Upon first glance, David Brook’s recent piece in The Atlantic appears to be an attack on the family and an unexpected take from a voice typically associated with championing conservative family values.
“For many people, the era of the nuclear family has been a catastrophe,” Brooks writes. “All forms of inequality are cruel, but family inequality may be the cruelest. It damages the heart.”
Dive into the lengthy article, however, and it becomes clear that the argument is much deeper that it appears. Instead of an attack, it promotes the family ideals many Americans hold dear.

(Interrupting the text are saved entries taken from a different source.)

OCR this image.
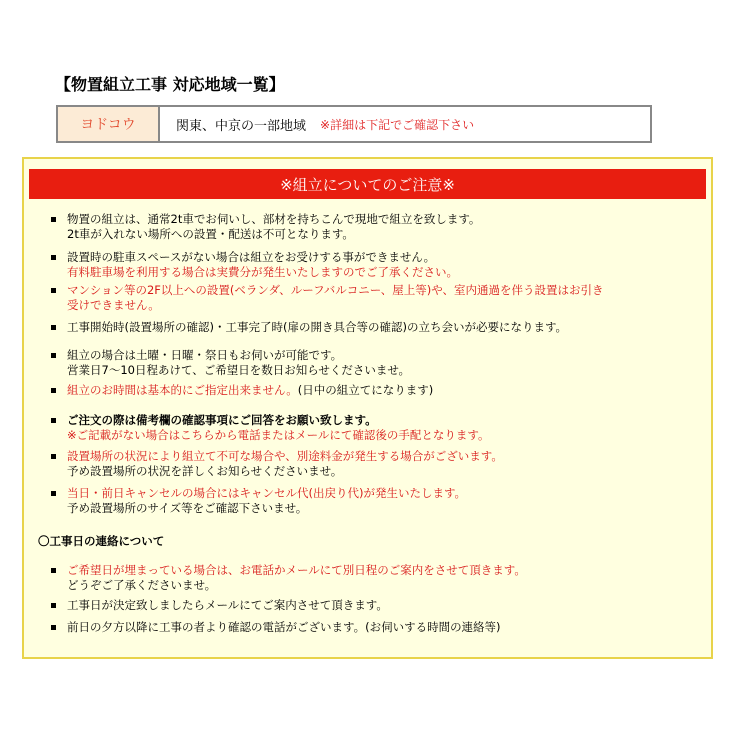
【物置組立工事 対応地域一覧】
ヨドコウ	関東、中京の一部地域 ※詳細は下記でご確認下さい
※組立についてのご注意※
物置の組立は、通常2t車でお伺いし、部材を持ちこんで現地で組立を致します。
2t車が入れない場所への設置・配送は不可となります。
設置時の駐車スペースがない場合は組立をお受けする事ができません。
有料駐車場を利用する場合は実費分が発生いたしますのでご了承ください。
マンション等の2F以上への設置(ベランダ、ルーフバルコニー、屋上等)や、室内通過を伴う設置はお引き
受けできません。
工事開始時(設置場所の確認)・工事完了時(扉の開き具合等の確認)の立ち会いが必要になります。
組立の場合は土曜・日曜・祭日もお伺いが可能です。
営業日7～10日程あけて、ご希望日を数日お知らせくださいませ。
組立のお時間は基本的にご指定出来ません。(日中の組立てになります)
ご注文の際は備考欄の確認事項にご回答をお願い致します。
※ご記載がない場合はこちらから電話またはメールにて確認後の手配となります。
設置場所の状況により組立て不可な場合や、別途料金が発生する場合がございます。
予め設置場所の状況を詳しくお知らせくださいませ。
当日・前日キャンセルの場合にはキャンセル代(出戻り代)が発生いたします。
予め設置場所のサイズ等をご確認下さいませ。
〇工事日の連絡について
ご希望日が埋まっている場合は、お電話かメールにて別日程のご案内をさせて頂きます。
どうぞご了承くださいませ。
工事日が決定致しましたらメールにてご案内させて頂きます。
前日の夕方以降に工事の者より確認の電話がございます。(お伺いする時間の連絡等)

In a series of parts examining the shift from families that deeply relied on extended relationships, Brooks describes how a family that is detached from extended members has weakened modern society by providing less resiliency and support when troubling times arise:
“If you want to summarize the changes in family structure over the past century, the truest thing to say is this: We’ve made life freer for individuals and more unstable for families. We’ve made life better for adults but worse for children. We’ve moved from big, interconnected and extended families, which helped protect the most vulnerable people in society from the shocks of life, to smaller, detached nuclear families (a married couple and their children), which give the most privileged people in society room to maximize their talents and expand their options. The shift from bigger and interconnected extended families to smaller and detached nuclear families ultimately led to a familial system that liberates the rich and ravages the working-class and the poor.”
While the nuclear family appeared to make sense for a long time, examining why it may be time to turn things around is where Brooks makes a compelling case for “forged families.”
There’s no question that the family has always been a foundational unit of the United States. But as times change, redefining and examining what kinship means could lead to strengthening and reinforcing that foundation.